Charles Ellicott Commentary


Charles Ellicott Commentary
"So the shipmaster came to him, and said unto him, What meanest thou, O sleeper? arise, call upon thy God, if so be that God will think upon us, that we perish not." — Jonah 1:6 (ASV)
The shipmaster ...— Literally, the chief of those who work at the rope. Jewish nautical terms are infrequent and therefore obscure. The word mariners, in Jonah 1:5, correctly renders a term which seems, from its use in Ezekiel 27:8; Ezekiel 27:27; Ezekiel 27:29, as well as from its derivation (from salt; compare the term “old salts”), to denote seafaring men generally. “Those who work the ropes” may be either “steersmen” or “topmen” as contrasted with rowers.
What meanest ... — Literally, What to you sleeping? that is, How can you sleep so soundly?
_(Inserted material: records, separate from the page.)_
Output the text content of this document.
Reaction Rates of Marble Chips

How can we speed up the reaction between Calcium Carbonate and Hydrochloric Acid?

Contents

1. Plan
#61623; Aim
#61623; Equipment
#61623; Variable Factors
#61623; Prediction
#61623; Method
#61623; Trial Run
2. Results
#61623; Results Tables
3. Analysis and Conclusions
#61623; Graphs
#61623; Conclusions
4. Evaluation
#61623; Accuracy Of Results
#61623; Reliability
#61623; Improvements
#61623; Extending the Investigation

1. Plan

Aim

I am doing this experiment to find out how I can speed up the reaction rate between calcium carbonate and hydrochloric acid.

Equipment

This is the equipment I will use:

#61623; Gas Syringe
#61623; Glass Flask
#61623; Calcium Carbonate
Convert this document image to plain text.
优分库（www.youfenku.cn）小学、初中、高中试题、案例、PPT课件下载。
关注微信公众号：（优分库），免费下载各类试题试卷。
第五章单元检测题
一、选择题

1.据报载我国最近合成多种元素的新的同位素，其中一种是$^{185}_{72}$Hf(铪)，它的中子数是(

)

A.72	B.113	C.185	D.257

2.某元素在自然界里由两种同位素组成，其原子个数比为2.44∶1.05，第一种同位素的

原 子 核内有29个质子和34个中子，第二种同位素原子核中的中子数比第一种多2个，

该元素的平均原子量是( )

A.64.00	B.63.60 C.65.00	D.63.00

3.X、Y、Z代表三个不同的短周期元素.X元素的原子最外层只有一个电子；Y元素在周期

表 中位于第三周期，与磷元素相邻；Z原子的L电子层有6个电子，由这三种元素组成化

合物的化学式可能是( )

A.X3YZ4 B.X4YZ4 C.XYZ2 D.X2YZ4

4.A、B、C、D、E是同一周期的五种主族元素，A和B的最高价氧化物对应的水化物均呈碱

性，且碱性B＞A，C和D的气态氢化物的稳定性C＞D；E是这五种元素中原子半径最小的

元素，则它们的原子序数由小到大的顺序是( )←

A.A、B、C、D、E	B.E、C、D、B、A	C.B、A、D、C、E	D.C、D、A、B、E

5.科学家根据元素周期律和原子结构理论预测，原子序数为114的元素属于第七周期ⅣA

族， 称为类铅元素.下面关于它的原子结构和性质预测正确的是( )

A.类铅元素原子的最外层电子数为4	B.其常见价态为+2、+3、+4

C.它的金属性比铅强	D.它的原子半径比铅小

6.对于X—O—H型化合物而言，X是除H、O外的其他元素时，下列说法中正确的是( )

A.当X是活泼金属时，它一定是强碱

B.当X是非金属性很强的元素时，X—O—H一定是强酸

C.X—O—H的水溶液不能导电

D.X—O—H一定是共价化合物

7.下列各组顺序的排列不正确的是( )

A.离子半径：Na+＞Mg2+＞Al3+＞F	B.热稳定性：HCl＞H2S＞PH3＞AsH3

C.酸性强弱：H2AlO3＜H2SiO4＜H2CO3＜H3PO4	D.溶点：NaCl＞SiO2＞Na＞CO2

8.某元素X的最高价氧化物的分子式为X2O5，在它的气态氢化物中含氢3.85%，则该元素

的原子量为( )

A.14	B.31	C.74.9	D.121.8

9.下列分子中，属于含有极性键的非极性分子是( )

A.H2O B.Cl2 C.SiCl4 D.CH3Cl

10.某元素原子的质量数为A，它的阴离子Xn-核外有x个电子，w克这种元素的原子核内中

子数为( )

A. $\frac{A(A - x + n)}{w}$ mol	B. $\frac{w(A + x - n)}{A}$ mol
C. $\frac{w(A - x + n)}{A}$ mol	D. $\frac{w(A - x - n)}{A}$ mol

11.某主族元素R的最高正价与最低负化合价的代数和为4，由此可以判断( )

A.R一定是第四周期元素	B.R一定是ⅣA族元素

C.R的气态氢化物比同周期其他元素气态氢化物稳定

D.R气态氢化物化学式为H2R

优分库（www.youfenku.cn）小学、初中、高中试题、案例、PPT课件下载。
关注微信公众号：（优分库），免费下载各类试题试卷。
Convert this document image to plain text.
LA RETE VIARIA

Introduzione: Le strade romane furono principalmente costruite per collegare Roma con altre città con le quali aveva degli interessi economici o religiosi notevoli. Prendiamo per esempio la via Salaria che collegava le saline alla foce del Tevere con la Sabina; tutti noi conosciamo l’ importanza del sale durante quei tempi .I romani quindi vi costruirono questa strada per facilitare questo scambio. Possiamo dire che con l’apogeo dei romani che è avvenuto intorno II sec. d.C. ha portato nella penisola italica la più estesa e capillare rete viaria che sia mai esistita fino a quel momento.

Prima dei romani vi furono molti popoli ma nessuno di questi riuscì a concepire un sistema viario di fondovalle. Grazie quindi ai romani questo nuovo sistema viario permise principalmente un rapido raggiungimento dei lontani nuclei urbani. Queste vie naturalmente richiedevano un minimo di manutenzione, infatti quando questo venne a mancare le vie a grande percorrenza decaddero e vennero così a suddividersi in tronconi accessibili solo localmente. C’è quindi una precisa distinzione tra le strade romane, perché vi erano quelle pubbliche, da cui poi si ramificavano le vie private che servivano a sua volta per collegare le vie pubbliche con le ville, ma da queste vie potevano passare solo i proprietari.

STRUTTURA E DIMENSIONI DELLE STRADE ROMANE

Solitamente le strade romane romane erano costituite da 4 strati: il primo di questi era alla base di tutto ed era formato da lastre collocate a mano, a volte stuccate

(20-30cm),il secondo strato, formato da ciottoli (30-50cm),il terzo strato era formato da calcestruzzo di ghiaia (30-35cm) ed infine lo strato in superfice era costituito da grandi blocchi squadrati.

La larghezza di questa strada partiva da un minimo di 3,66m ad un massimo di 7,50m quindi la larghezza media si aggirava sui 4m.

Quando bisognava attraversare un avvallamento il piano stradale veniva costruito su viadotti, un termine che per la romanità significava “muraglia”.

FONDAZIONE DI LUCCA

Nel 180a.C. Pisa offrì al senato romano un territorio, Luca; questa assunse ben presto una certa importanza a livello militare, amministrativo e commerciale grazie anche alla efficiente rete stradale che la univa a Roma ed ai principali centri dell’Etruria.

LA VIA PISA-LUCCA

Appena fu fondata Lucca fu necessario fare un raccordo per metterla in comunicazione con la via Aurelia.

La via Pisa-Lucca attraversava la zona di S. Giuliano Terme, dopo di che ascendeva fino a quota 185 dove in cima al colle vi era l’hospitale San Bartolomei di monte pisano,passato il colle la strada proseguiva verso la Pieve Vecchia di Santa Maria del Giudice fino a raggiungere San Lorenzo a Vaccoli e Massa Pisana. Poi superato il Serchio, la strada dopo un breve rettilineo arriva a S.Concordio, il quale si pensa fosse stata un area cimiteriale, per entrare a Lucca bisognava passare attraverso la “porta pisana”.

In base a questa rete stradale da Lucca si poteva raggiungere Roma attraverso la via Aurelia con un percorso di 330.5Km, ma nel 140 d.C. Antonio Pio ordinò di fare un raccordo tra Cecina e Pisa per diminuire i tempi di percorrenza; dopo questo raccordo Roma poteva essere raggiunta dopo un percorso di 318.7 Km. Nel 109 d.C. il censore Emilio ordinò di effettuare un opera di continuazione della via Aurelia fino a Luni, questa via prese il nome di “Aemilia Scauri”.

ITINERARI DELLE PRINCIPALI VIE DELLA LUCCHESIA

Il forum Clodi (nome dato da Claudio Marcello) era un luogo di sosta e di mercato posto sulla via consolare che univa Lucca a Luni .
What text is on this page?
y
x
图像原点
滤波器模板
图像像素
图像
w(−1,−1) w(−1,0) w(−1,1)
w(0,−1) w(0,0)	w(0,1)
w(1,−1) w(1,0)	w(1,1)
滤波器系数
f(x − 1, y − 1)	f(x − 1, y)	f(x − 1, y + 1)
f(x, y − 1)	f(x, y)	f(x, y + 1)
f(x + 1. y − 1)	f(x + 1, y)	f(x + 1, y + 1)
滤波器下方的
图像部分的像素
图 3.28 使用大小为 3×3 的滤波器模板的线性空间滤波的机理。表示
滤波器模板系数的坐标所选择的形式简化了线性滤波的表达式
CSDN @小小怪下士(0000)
The motive of the question was no doubt partly the need of sympathy, as in the case of the disciples (Mark 4:38), partly a belief in the efficacy of the prophet’s prayer. This belief seems to have sprung not solely from superstitious fear for fear that any deity should be overlooked, but from a vague sense that the God of Israel was pre-eminently great and good. The term used is ha Elohîm, “the God.”